An dieser Wahrheit gemessen ist die Situation keinesfalls kompliziert. Nur Leute in Elfenbeintürmen, nach BAT bezahlt, können auf diese Ideee kommen. In Europa wirken Kräfte, die es mit uns Deutschen nicht gut meinen. Neben unserer Kanzlerin ist der EZB-Rat das beste Beispiel, in dem sich Leute, sehr wesentlich auf Kosten der Deutschen, bestellen können, was sie haben wollen. Und sie kriegen es auch. Dem Europarecht sei Dank.

Joachim Wittenbecher | Do., 28. Juni 2018 - 17:05

Merkel hat heute (28.06.18) in der Regierungserklärung betont, dass in der Asylfrage europäisches Recht den Vorrang vor deutschem Recht habe. Dies ist insofern falsch, als GG Art. 16a und Dublin III weitestgehend wirkungsgleich sind. Tatsächlich hat Merkel im Herbst 2015 deutsches Recht gebrochen und Dublin III für funktionsunfähig erklärt. Sie hat also eine Grauzone ohne feste Regeln geschaffen, in der sie glaubt, nach Belieben hin - und her argumentieren zu können. Den Schaden haben die deutsche Bevölkerung und - was oft übersehen wird - die Transitländer der Balkanroute und ihre Bürger. Vollends unverständlich wird diese Politik, wenn bilaterale Abkommen, die Merkel im Gegensatz zu Frankreich versäumt hat, als europäische Lösung (gegen Seehofer) deklariert werden. Dies sind sie natürlich nicht - es sind zwischenstaatliche Regelungen. Ein Untersuchungsausschuss im Parlament ist notwendig - hier kann Merkel ihre Rechtsauffassung detailliert darlegen. Dank an Prof. Schorkopf.

auch ich hoffe, dass nun auch der Letzte bemerkt, was wir für ein Kuckucksei hier haben.
Ich habe lange überlegt, weshalb sie die deutsche Fahne in die Ecke geworfen hat.
Sie hat sich total der EU verschrieben, egal was mit Deutschland passiert und was es uns kostet - materiell wie auch ideell.
Sie ist es nicht würdig, eine deutsche Kanzlerin zu sein.

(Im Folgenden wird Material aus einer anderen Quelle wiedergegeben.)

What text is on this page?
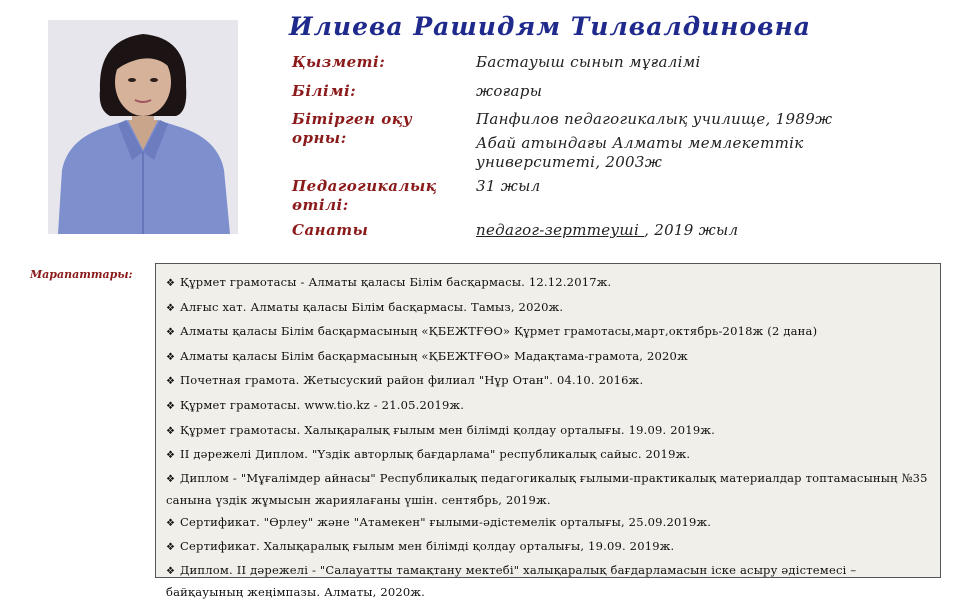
Илиева Рашидям Тилвалдиновна
Қызметі:	Бастауыш сынып мұғалімі
Білімі:	жоғары
Бітірген оқу орны:
Панфилов педагогикалық училище, 1989ж
Абай атындағы Алматы мемлекеттік университеті, 2003ж
Педагогикалық өтілі:
31 жыл
Санаты	педагог-зерттеуші , 2019 жыл
Марапаттары:
❖ Құрмет грамотасы - Алматы қаласы Білім басқармасы. 12.12.2017ж.
❖ Алғыс хат. Алматы қаласы Білім басқармасы. Тамыз, 2020ж.
❖ Алматы қаласы Білім басқармасының «ҚБЕЖТҒӨО» Құрмет грамотасы,март,октябрь-2018ж (2 дана)
❖ Алматы қаласы Білім басқармасының «ҚБЕЖТҒӨО» Мадақтама-грамота, 2020ж
❖ Почетная грамота. Жетысуский район филиал "Нұр Отан". 04.10. 2016ж.
❖ Құрмет грамотасы. www.tio.kz - 21.05.2019ж.
❖ Құрмет грамотасы. Халықаралық ғылым мен білімді қолдау орталығы. 19.09. 2019ж.
❖ II дәрежелі Диплом. "Үздік авторлық бағдарлама" республикалық сайыс. 2019ж.
❖ Диплом - "Мұғалімдер айнасы" Республикалық педагогикалық ғылыми-практикалық материалдар топтамасының №35 санына үздік жұмысын жариялағаны үшін. сентябрь, 2019ж.
❖ Сертификат. "Өрлеу" және "Атамекен" ғылыми-әдістемелік орталығы, 25.09.2019ж.
❖ Сертификат. Халықаралық ғылым мен білімді қолдау орталығы, 19.09. 2019ж.
❖ Диплом. II дәрежелі - "Салауатты тамақтану мектебі" халықаралық бағдарламасын іске асыру әдістемесі – байқауының жеңімпазы. Алматы, 2020ж.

Jürgen Waldmann | Do., 28. Juni 2018 - 17:42

" Stefan Aust schrieb schon im November 2015 in der Welt fast gleichlautend: „Das Asylrecht sagt klipp und klar: Wer als Flüchtling aus einem sicheren Land kommt, hat kein Recht auf Einlass. Doch daran hält sich niemand mehr, allen voran die Kanzlerin.“,,Wenn Aust 2018 ein Urteil des Oberlandesgerichts Koblenz zitiert, das feststellte: „Die rechtsstaatliche Ordnung in der Bundesrepublik ist in diesem Bereich jedoch seit rund eineinhalb Jahren außer Kraft gesetzt, und die illegale Einreise ins Bundesgebiet wird momentan de facto nicht mehr strafrechtlich verfolgt.“, dann zitierte Aust schon im November 2015 folgenden Wortlaut eines Urteil des Amtsgerichts Passau: „Angesichts der Zustände an den Grenzen ist die Rechtsordnung von der deutschen Politik ausgesetzt. (…) Asylsuchende werden von der deutschen Bundeskanzlerin eingeladen nach Deutschland zu kommen.“
Besser kann man es nicht formulieren !

Werner Gottschämmer | Do., 28. Juni 2018 - 19:47

1. Wie kann ich denn noch daran glauben, dass AM noch, hat sie es mal?, berechtigte Interessen der Bürger in Deutschlands vertritt? Eine Auslegung oder eine Interpretation gegen, oder für unsere Interessen, AM vertritt garantiert die, Deutschland und seine Bürger und schlechter stellt.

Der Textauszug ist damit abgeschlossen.